Yep. The conversation continues from there, and is worth the time to read.

The Existential Void of the Pop-Up

Over at the New York Times, Amanda Hess writes about The Existential Void of the Pop-Up ‘Experience’. (This came out in September and has been sitting my tabs waiting to be blogged about since then. Oops.) It’s an interesting look at the panoply of “pop-up experiences” that have been popping up [sic] lately, where it’s all about the curated, Instagrammable experience. It kind of gets at something I noted when I lived in the Bay area: people doing things less for the participatory doing, and more for the being seen doing. You hear folks talking about their “platform” and “personal brand” and the optics of things. Even things we do to appear authentic end up being to some degree performative. (As an aside, Lindsay Ellis has a recent and excellent video talking about this from the perspective of video blogging, called Manufacturing Authenticity (For Fun and Profit!).)

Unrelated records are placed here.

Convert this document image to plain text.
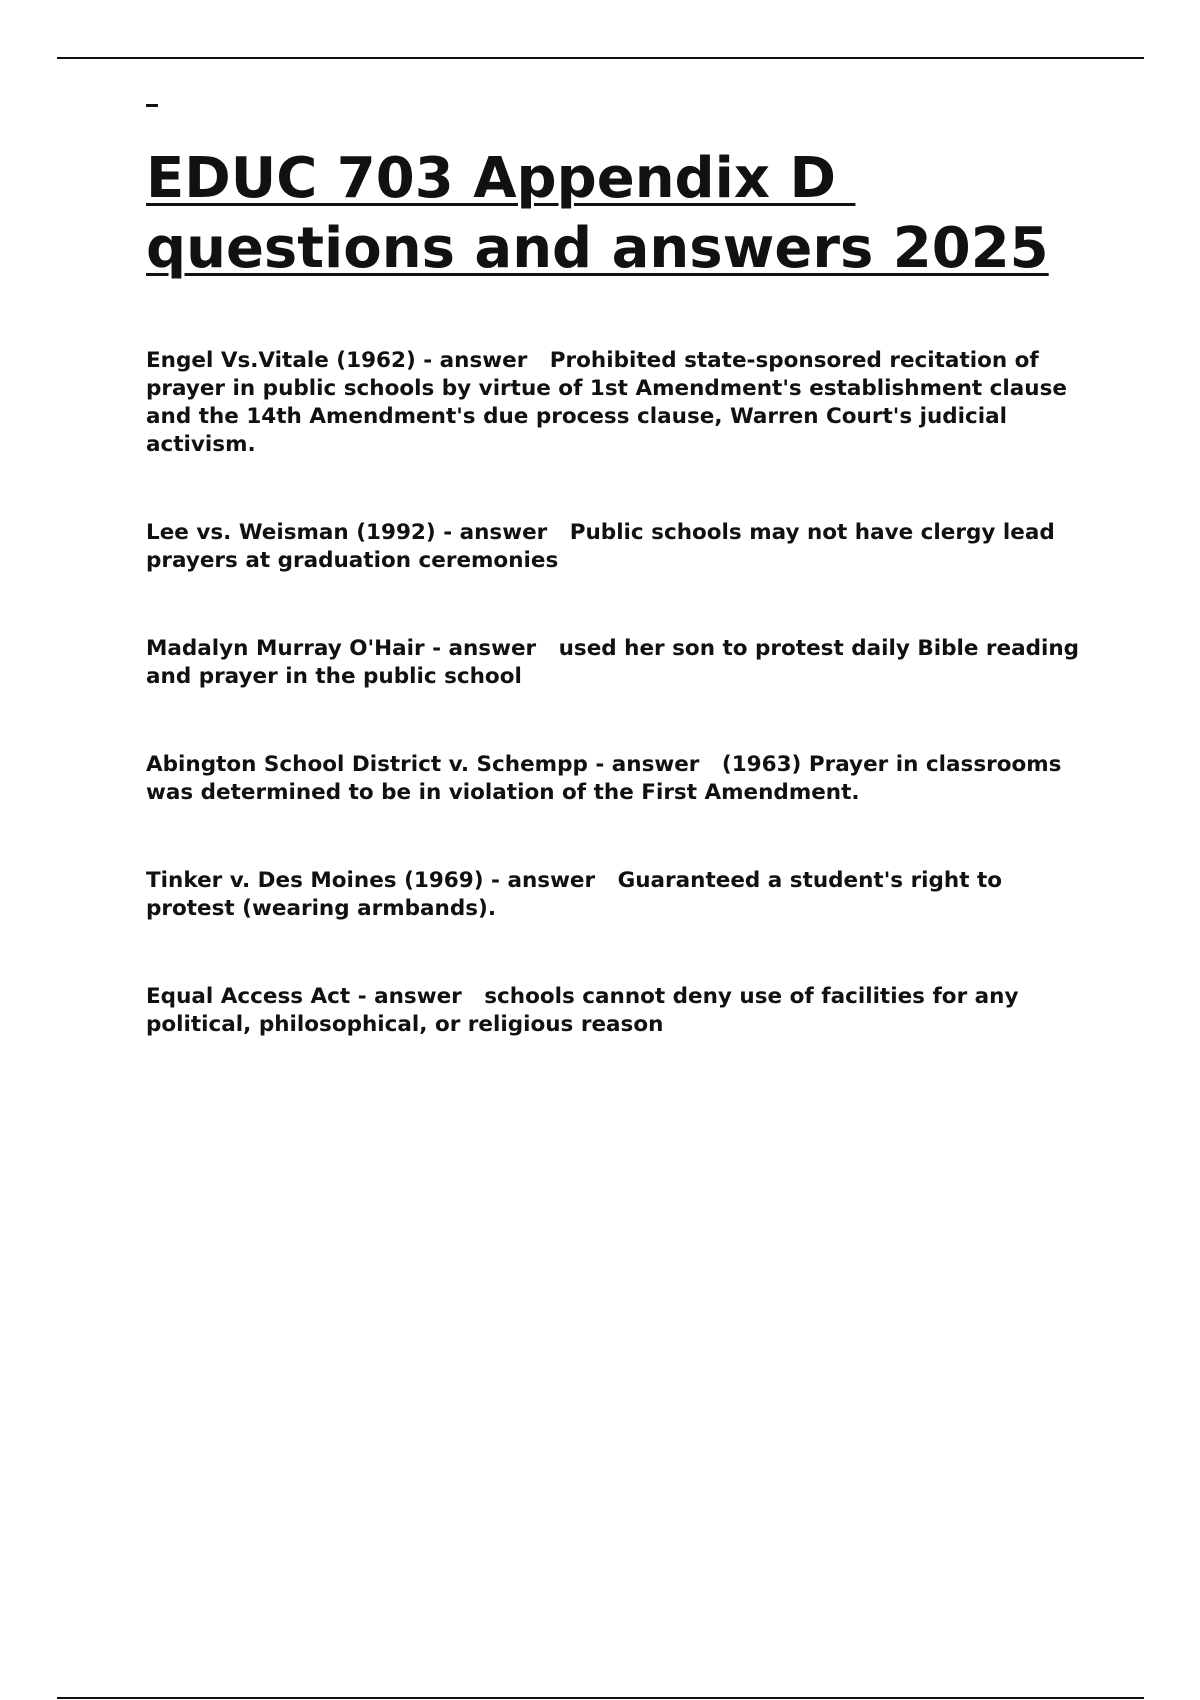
EDUC 703 Appendix D
questions and answers 2025

Engel Vs.Vitale (1962) - answer   Prohibited state-sponsored recitation of prayer in public schools by virtue of 1st Amendment's establishment clause and the 14th Amendment's due process clause, Warren Court's judicial activism.

Lee vs. Weisman (1992) - answer   Public schools may not have clergy lead prayers at graduation ceremonies

Madalyn Murray O'Hair - answer   used her son to protest daily Bible reading and prayer in the public school

Abington School District v. Schempp - answer   (1963) Prayer in classrooms was determined to be in violation of the First Amendment.

Tinker v. Des Moines (1969) - answer   Guaranteed a student's right to protest (wearing armbands).

Equal Access Act - answer   schools cannot deny use of facilities for any political, philosophical, or religious reason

The central disappointment of these spaces is not that they are so narcissistic, but rather that they seem to have such a low view of the people who visit them. Observing a work of art or climbing a mountain actually invites us to create meaning in our lives. But in these spaces, the idea of “interacting” with the world is made so slickly transactional that our role is hugely diminished. Stalking through the colorful hallways of New York’s “experiences,” I felt like a shell of a person. It was as if I was witnessing the total erosion of meaning itself. And when I posted a selfie from the Rosé Mansion saying as much, all of my friends liked it.

Amanda Hess

I don’t know, maybe I’m just not the target demographic, and I’m just an old curmudgeon who doesn’t “get” it. But there’s something that feels kind of funky about these manufactured, curated experiences. Hmm, that’s not fair: We’ve always curated experiences, chosen how we present things at both small and grand scales. I think there’s a distinction: there’s participatory interaction, and then there’s performative interaction, and these pop-ups seem to fall into the category of the latter more than the former, and that leaves us feeling… empty.